Sejak 16 April, mereka juga tidak ada komunikasi dengan Kemendikbud, kecuali melalui platform tanya jawab POP. Selain itu, mereka dihubungi secara blind review oleh evaluator, dimana pewawancara tidak mengetahui asal organisasi. “Semua dilakukan dengan prosedur yang ketat,” kata Ari.

Terpisah, Head of Marketing & Communications Yayasan Putera Sampoerna, Ria Sutrisno menjelaskan, mereka bersama-sama dengan mitra dalam dan luar negeri mendukung program POP (di luar APBN) menggunakan skema matching fund dengan nilai hampir Rp 70 miliar untuk mendukung program peningkatan kualitas guru dan ekosistem pendidikan dan Rp 90 miliar untuk mendukung program peningkatan akses pendidikan. 

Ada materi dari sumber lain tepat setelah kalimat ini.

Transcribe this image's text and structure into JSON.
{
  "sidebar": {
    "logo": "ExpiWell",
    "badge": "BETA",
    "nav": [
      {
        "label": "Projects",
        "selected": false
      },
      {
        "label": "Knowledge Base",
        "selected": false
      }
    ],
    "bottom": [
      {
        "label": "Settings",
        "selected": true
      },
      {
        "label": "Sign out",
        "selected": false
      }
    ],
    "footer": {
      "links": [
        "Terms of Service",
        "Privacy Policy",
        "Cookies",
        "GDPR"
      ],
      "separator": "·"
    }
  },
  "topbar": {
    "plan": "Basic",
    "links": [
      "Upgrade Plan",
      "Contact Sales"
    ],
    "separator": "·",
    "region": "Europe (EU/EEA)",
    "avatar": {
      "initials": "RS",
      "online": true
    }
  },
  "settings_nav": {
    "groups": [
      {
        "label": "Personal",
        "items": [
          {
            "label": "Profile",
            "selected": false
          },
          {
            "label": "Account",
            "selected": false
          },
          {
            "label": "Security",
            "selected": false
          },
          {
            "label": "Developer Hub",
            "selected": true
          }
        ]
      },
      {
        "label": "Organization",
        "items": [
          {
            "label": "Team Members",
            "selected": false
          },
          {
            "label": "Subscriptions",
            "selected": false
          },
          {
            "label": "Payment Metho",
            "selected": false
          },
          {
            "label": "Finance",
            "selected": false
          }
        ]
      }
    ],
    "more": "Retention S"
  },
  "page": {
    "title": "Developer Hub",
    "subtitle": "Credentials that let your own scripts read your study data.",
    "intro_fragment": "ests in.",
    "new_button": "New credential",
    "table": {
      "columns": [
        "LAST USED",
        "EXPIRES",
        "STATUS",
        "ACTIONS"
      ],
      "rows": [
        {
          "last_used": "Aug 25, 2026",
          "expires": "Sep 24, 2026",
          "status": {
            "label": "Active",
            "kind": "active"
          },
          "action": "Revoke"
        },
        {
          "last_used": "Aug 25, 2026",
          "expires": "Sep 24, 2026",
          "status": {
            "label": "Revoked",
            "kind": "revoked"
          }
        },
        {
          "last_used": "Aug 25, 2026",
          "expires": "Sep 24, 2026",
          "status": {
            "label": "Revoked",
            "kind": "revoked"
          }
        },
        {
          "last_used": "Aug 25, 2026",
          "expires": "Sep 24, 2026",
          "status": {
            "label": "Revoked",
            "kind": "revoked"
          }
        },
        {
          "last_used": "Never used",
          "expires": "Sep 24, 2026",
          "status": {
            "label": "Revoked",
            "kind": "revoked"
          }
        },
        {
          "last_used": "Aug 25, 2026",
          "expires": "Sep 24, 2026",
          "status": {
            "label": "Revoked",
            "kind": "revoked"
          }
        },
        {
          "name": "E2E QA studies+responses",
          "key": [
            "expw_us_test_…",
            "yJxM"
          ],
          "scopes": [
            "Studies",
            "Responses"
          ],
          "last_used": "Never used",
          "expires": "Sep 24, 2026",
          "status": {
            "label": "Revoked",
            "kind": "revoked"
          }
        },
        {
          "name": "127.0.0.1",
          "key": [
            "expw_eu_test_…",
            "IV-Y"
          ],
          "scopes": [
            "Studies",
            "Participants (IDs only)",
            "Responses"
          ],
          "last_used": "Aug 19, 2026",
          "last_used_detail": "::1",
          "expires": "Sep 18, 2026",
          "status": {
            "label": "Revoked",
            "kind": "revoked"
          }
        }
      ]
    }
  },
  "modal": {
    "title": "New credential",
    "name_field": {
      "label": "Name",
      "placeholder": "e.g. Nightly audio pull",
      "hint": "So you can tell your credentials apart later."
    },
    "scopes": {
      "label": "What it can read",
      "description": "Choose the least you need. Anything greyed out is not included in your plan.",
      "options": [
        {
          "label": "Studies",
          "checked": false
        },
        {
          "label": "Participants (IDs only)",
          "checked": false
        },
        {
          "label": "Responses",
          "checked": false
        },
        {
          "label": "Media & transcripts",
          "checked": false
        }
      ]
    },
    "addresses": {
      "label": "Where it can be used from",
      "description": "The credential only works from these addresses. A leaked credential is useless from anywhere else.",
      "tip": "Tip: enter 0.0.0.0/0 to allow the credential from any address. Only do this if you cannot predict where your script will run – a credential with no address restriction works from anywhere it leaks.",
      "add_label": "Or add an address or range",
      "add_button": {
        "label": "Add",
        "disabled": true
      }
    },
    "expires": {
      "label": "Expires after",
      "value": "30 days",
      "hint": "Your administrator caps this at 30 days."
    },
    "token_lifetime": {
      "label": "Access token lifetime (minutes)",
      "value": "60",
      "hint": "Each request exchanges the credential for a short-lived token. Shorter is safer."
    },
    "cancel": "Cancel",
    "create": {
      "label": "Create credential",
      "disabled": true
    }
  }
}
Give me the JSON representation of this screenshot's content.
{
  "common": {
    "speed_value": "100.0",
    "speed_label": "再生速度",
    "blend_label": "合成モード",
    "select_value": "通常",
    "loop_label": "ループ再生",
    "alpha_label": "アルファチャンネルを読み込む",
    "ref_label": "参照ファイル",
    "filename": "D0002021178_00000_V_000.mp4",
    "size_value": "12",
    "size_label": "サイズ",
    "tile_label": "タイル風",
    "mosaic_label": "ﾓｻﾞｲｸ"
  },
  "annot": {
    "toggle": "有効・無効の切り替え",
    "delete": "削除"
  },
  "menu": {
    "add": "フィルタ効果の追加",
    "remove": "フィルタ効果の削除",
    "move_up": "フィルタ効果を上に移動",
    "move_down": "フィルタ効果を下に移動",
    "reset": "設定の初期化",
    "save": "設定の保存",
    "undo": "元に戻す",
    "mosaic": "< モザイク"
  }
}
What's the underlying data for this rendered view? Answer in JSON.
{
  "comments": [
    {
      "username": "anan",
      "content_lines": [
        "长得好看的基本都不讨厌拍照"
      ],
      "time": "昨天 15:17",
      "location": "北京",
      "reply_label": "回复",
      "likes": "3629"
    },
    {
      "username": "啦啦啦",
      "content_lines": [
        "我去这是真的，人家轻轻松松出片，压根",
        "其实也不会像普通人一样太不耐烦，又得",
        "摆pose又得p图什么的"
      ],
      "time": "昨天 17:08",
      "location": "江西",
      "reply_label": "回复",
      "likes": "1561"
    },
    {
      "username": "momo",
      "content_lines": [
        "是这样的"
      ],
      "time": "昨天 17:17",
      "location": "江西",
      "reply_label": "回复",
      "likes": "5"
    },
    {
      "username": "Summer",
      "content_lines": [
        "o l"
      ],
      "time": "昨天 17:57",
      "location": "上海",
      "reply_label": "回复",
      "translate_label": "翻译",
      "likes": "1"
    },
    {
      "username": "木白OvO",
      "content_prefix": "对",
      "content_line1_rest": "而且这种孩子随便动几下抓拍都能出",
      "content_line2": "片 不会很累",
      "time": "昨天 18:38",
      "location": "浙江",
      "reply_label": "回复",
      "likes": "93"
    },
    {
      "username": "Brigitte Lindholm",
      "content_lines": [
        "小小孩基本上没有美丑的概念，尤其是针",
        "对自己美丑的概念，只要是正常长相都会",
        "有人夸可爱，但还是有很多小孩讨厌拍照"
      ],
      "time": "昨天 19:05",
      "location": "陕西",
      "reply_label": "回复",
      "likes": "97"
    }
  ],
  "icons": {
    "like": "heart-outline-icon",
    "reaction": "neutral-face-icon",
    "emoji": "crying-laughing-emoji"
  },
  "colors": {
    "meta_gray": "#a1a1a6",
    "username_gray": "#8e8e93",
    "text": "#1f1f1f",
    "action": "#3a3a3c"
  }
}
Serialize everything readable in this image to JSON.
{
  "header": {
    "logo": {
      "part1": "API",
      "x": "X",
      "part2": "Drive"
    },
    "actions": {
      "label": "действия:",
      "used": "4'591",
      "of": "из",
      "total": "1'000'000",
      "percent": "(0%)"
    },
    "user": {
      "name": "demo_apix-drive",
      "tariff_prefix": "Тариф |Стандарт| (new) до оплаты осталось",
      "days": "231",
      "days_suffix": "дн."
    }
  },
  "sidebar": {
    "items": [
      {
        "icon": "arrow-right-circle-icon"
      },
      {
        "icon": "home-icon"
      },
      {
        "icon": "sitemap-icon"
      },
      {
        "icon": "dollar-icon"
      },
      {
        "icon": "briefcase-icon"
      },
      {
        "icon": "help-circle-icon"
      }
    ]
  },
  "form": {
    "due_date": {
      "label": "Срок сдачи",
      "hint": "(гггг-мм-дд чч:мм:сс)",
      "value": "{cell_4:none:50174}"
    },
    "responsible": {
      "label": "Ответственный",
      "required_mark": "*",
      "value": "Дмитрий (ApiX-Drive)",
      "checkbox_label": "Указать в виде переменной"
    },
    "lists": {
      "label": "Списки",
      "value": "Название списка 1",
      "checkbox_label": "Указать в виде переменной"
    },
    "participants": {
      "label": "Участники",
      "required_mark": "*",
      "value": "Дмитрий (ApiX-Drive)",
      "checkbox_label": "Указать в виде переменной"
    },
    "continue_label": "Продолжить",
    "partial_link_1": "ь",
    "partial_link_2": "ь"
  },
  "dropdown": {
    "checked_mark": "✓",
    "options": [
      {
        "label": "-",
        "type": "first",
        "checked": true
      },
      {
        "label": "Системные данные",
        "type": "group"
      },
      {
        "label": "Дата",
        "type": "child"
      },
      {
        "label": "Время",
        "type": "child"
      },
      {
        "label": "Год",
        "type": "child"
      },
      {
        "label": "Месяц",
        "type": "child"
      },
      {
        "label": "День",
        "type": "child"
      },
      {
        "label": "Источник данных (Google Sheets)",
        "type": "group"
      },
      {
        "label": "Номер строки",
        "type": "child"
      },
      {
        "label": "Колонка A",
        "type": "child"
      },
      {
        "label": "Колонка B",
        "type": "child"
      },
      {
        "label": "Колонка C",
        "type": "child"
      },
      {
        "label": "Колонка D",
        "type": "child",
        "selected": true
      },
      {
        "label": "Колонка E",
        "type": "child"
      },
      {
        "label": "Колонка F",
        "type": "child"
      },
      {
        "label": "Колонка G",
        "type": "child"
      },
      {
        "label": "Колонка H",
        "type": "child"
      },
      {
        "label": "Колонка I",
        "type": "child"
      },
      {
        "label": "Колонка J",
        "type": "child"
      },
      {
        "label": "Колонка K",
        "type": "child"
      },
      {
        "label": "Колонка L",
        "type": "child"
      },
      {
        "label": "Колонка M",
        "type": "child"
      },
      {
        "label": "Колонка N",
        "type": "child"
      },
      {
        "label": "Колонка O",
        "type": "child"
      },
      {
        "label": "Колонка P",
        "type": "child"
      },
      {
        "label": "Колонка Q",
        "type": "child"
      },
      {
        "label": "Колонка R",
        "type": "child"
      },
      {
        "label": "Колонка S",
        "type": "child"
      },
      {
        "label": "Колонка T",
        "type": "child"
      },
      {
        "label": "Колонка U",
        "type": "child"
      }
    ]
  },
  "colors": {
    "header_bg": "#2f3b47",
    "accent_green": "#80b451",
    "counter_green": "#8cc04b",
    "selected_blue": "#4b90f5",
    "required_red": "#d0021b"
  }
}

“Ini bukan CSR. Kami adalah yayasan yang fokus kepada peningkatan kualitas pendidikan. Kami memilih skema partnership dengan berbagai pihak sebagai wujud komitmen kolaborasi dalam memajukan pendidikan nasional,” kata Ria Sutrisno.

Matching fund merupakan bantuan dana yang diberikan oleh salah satu pihak untuk melengkapi atau memperkuat sebuah program. Dalam Program Organisasi Penggerak, para peserta melipatgandakan bantuan dana dari plafon yang selama ini telah ditetapkan pemerintah.

Polemik POP ini muncul ketika Komisi X DPR RI Syaiful Huda (PKB) menilai ada kejanggalan di beberapa dari 156 lembaga pendidikan ormas yang nantinya akan mendapatkan dana hibah Kemendikbud dari APBN ini. Dia menilai, sejumlah perusahaan besar seperti Yayasan Putera Sampoerna dan Yayasan Bhakti Tanoto ikut mendapatkan dana tersebut. 

Anggota Komisi X Dewan Perwakilan Rakyat (DPR) Ferdiansyah (Partai Golkar) juga mempertanyakan rekam jejak organisasi kemasyarakatan (ormas) yang lolos seleksi POP. Pertanyaan ini pula yang melatarbelakangi Muhammadiyah dan LP Ma'arif NU mundur dari Organisasi Penggerak.